Der schwedische Sicherheitsdienst SÄPO hat die Voruntersuchung durchgeführt. Das Stockholmer Bezirksgericht schreibt in seinem Urteil unter anderem, dass die Straftat als schwerwiegend einzustufen sei, da die Informationen beschafft, weitergeleitet und offenbart wurden, um Russland und dem russischen Militärgeheimdienst GRU (Glavnoye Razvedyvatelnoye Upravleniye) zugutezukommen. Aus dem Urteil geht hervor, dass die kriminellen Aktivitäten über einen Zeitraum von zehn Jahren andauerten und dass die Beschaffung der Informationen erfolgte, als einer der Männer beim schwedischen Sicherheitsdienst SÄPO (2014–2015) und bei den schwedischen Streitkräften (Försvarsmakten, 2011–2014) beschäftigt war.

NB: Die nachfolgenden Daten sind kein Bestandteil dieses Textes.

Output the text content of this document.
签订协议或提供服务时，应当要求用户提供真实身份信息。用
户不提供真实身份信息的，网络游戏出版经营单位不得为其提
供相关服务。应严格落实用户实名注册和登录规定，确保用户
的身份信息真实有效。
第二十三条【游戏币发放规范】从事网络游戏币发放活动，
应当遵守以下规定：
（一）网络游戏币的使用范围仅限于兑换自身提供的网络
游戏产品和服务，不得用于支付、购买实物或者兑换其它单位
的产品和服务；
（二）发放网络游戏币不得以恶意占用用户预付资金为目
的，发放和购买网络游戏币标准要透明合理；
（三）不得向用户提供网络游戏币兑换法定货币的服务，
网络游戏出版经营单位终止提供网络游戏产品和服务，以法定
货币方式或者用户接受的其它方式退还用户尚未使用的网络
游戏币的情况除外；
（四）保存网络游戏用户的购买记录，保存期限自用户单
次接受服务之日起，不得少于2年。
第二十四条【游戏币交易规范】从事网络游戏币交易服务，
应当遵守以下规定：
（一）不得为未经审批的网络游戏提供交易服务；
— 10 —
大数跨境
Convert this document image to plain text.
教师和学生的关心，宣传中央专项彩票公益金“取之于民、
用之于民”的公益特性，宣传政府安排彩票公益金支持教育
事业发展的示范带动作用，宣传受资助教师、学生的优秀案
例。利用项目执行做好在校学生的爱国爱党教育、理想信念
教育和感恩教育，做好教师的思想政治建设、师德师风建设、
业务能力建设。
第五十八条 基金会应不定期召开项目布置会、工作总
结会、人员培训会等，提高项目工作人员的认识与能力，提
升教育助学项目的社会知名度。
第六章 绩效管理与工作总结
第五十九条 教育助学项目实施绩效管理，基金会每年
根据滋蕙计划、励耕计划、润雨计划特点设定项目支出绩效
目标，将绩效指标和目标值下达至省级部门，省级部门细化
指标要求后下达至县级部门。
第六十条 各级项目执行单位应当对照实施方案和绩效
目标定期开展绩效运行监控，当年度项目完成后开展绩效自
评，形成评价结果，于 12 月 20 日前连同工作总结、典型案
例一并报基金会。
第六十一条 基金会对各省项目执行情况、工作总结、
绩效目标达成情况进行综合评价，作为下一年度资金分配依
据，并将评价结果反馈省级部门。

– Es handelt sich hier um sehr schwere Kriminalität und um einen Mitarbeiter, der das Vertrauen in grober Weise missbraucht hat. Das darf nicht passieren, aber wir wissen als Sicherheitsdienst, dass es passieren kann. Sicherheits- und Nachrichtendienste sind ein vorrangiges Ziel für fremde Mächte. Dass es der schwedische Sicherheitsdienst SÄPO war, der Verdacht gegen den ehemaligen Mitarbeiter schöpfte, hat uns die Möglichkeit gegeben, über einen längeren Zeitraum Maßnahmen zu ergreifen, um den Schaden zu begrenzen, sagt SÄPO-Chefin Charlotte von Essen.

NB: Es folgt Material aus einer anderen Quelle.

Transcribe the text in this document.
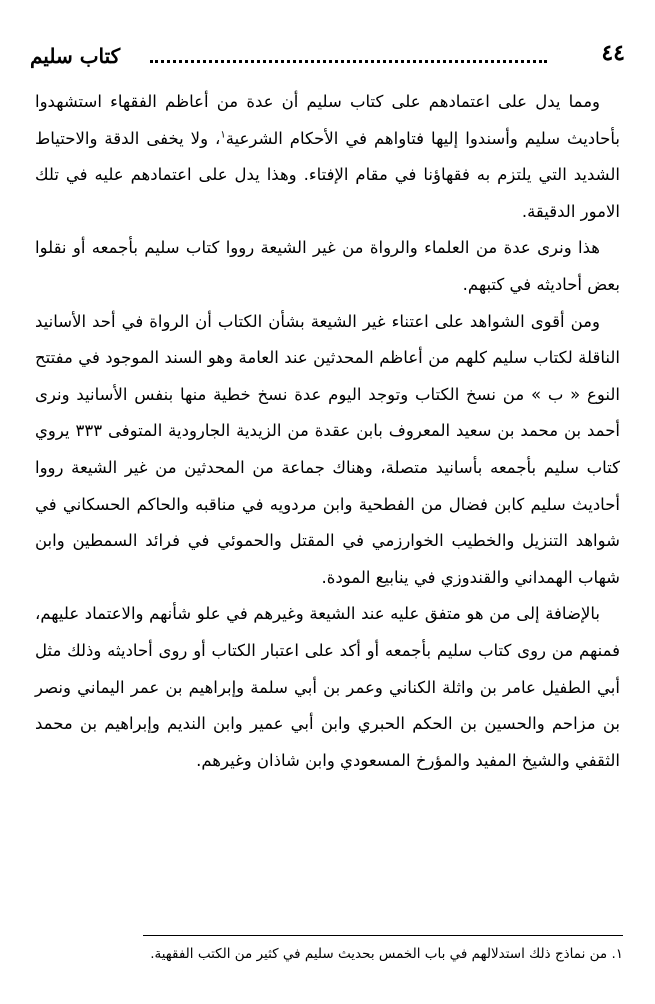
كتاب سليم	٤٤

ومما يدل على اعتمادهم على كتاب سليم أن عدة من أعاظم الفقهاء استشهدوا بأحاديث سليم وأسندوا إليها فتاواهم في الأحكام الشرعية$^١$، ولا يخفى الدقة والاحتياط الشديد التي يلتزم به فقهاؤنا في مقام الإفتاء. وهذا يدل على اعتمادهم عليه في تلك الامور الدقيقة.

هذا ونرى عدة من العلماء والرواة من غير الشيعة رووا كتاب سليم بأجمعه أو نقلوا بعض أحاديثه في كتبهم.

ومن أقوى الشواهد على اعتناء غير الشيعة بشأن الكتاب أن الرواة في أحد الأسانيد الناقلة لكتاب سليم كلهم من أعاظم المحدثين عند العامة وهو السند الموجود في مفتتح النوع « ب » من نسخ الكتاب وتوجد اليوم عدة نسخ خطية منها بنفس الأسانيد ونرى أحمد بن محمد بن سعيد المعروف بابن عقدة من الزيدية الجارودية المتوفى ٣٣٣ يروي كتاب سليم بأجمعه بأسانيد متصلة، وهناك جماعة من المحدثين من غير الشيعة رووا أحاديث سليم كابن فضال من الفطحية وابن مردويه في مناقبه والحاكم الحسكاني في شواهد التنزيل والخطيب الخوارزمي في المقتل والحموئي في فرائد السمطين وابن شهاب الهمداني والقندوزي في ينابيع المودة.

بالإضافة إلى من هو متفق عليه عند الشيعة وغيرهم في علو شأنهم والاعتماد عليهم، فمنهم من روى كتاب سليم بأجمعه أو أكد على اعتبار الكتاب أو روى أحاديثه وذلك مثل أبي الطفيل عامر بن واثلة الكناني وعمر بن أبي سلمة وإبراهيم بن عمر اليماني ونصر بن مزاحم والحسين بن الحكم الحبري وابن أبي عمير وابن النديم وإبراهيم بن محمد الثقفي والشيخ المفيد والمؤرخ المسعودي وابن شاذان وغيرهم.

١. من نماذج ذلك استدلالهم في باب الخمس بحديث سليم في كثير من الكتب الفقهية.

Der schwedische Sicherheitsdienst SÄPO weist weiterhin darauf hin, dass die nachrichtendienstliche Bedrohung durch fremde Mächte hoch ist. Russland gehört zu den Ländern, die die größte Sicherheitsbedrohung für Schweden darstellen. Täglich finden Angriffe und Aktivitäten statt, um Informationen zu stehlen und damit die eigenen staatlichen Interessen zu stärken. Russland betreibt unter anderem Cyberspionage, die Gewinnung von Informationen über menschliche Quellen sowie andere sicherheitsgefährdende Aktivitäten.
Der schwedische Sicherheitsdienst SÄPO hat die Voruntersuchung unter der Leitung von Staatsanwälten der nationalen Sicherheitsstaatsanwaltschaft (riksenheten för säkerhetsmål) durchgeführt.